Bu durum, doğal olarak sosyal güvenlikle ilgili uyuşmazlıkları çözüme kavuşturmakla görevli İş Mahkemeleri’nin ve Yargıtay’ın iş yükünü artırırken, bir yandan da sorunlarının çözümü için yargı yoluna gitmek zorunda kalan vatandaşların önemli miktarda masraf yapmasına ve çözümün gecikmesine bağlı mağduriyetler yaşamasına yol açmaktadır. 

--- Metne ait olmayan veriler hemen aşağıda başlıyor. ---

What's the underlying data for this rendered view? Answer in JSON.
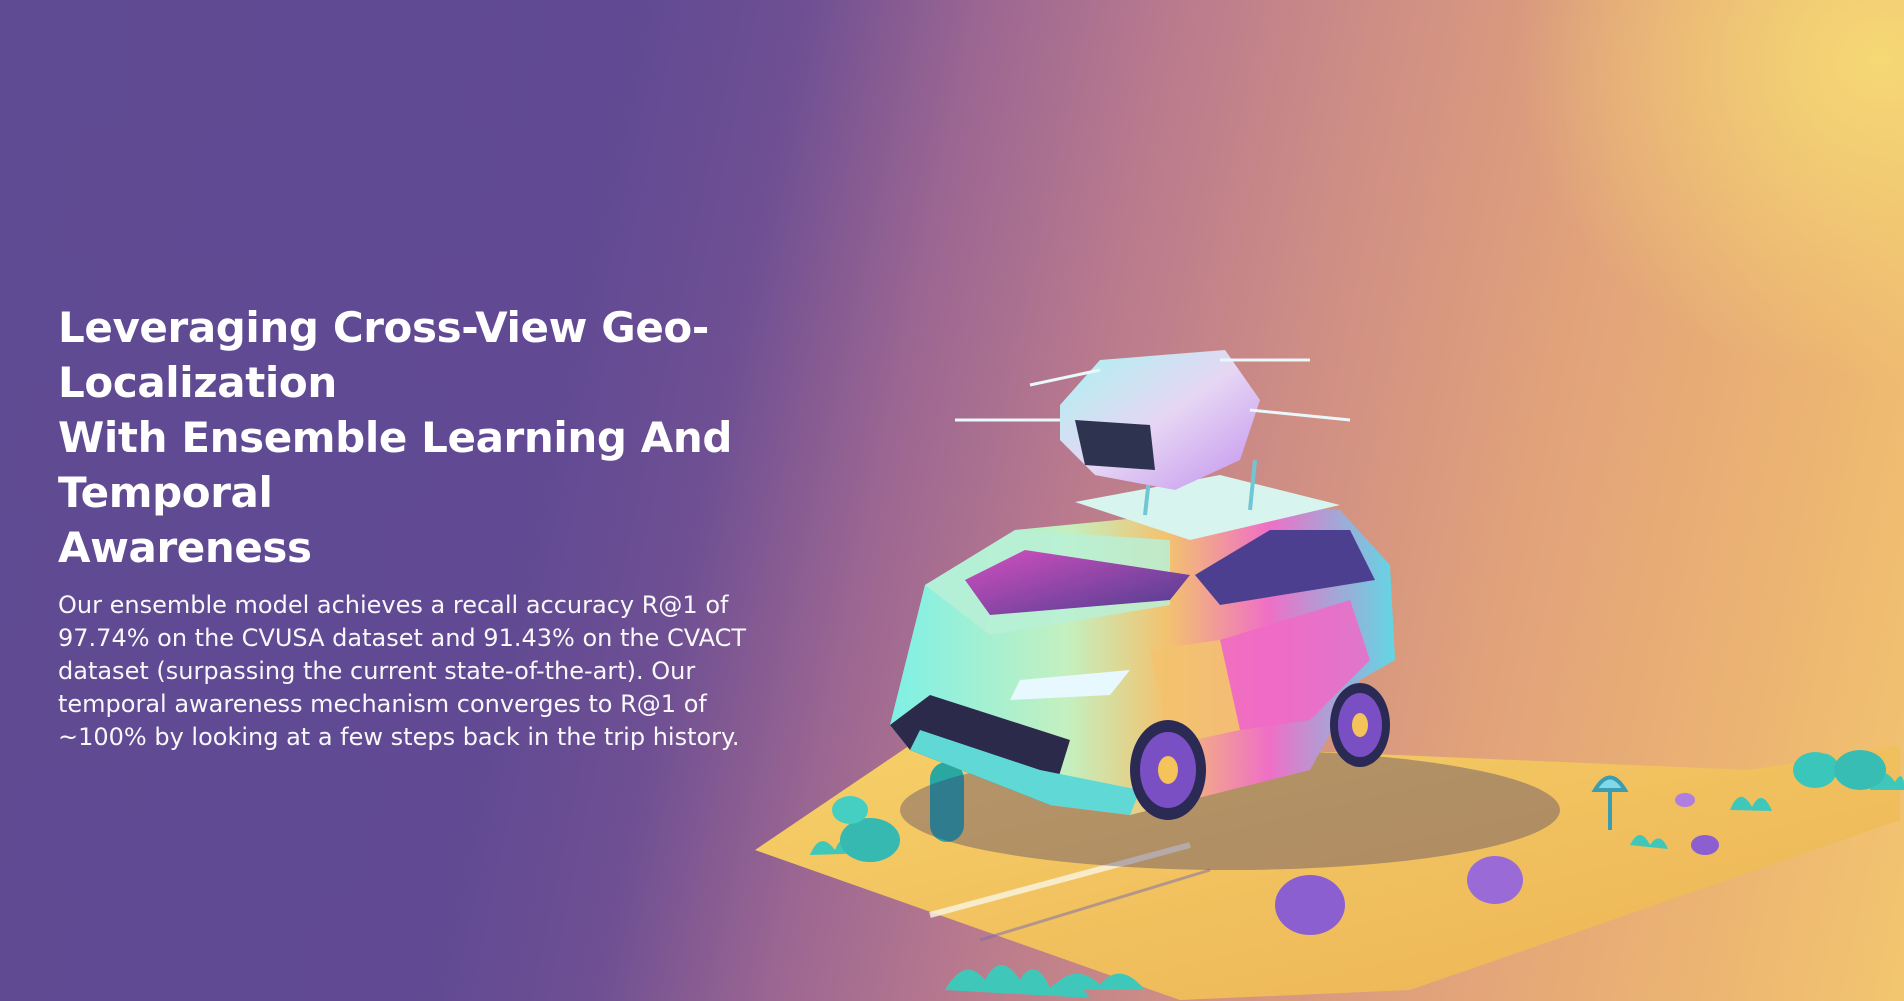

Bundan sonra SGK’ya önce itiraz, sonra dava açılabilecek 

Hem yargının iş yükünün hafifletilmesi, hem de vatandaşların sorunlarının dava aşamasına gelmeden idari aşamada çözüme kavuşturulabilmesi için şuanda TBMM’de görüşülmekte olan Torba Kanun Tasarısı ile bu konuda önemli bir düzenleme yapılmaktadır. Buna göre, eğer Torba Kanun Tasarısı aynen yasalaşırsa 5521 sayılı İş Mahkemeleri Kanunu’nun 7’nci maddesine eklenen fıkralar uyarınca; 5510 sayılı Kanun ve diğer sosyal güvenlik mevzuatından kaynaklanan uyuşmazlıklarda, dava açılmadan önce ihtilaf konusu uygulama veya olayla ilgili önce yazılı olarak SGK’ya itiraz edilmesi zorunlu olacaktır. 

Diğer kanunlarda öngörülen süreler saklı kalmak kaydıyla, yapılan müracaata 60 gün içinde SGK tarafından cevap verilmezse talep reddedilmiş sayılacaktır. 

Bu çerçevede, SGK’ya karşı dava açılabilmesi için, önce kuruma müracaat edilmiş olması ve klurumca talebin (itirazın) reddedilmiş veya 60 gün içinde cevap verilmemiş olması şartı aranacaktır. Kuruma başvuruda geçirilecek süre zamanaşımı ve hak düşürücü sürelerin hesaplanmasında dikkate alınmayacaktır. 

Bu şekilde Kuruma başvurmadan, doğrudan iş mahkemesinde dava açılması halinde, mahkeme idari başvuru yolları tüketilmediği gerekçesiyle davayı reddedecektir. 

Eskiden olduğu gibi hizmet tespit davaları doğrudan açılabilecektir 

Ancak, bu düzenleme hizmet tespiti davalarını kapsamamaktadır. Başka bir ifadeyle, hizmet akdine (SSK) tabi çalışmalar nedeniyle zorunlu sigortalılık sürelerinin tespiti için İş Mahkemesi’nde açılacak davalar, SGK’ya başvurma şartı olmadan, doğrudan açılabilecektir. 

Sonuç olarak, sosyal güvenlik ihtilafl arının çözümü ile ilgili yapılması öngörülen bu düzenleme hem yargının iş yükünün hafifl etecek, hem vatandaşın sorunlarını idari aşamada çözüme kavuşturmaya SGK’yı zorlayacak, hem de kaybedilen binlerce dava nedeniyle ödemek zorunda kalınan vekalet ücreti ve diğer masraftan SGK’yı kurtaracak olması nedeniyle olumlu bir düzenleme olarak değerlendirilmektedir.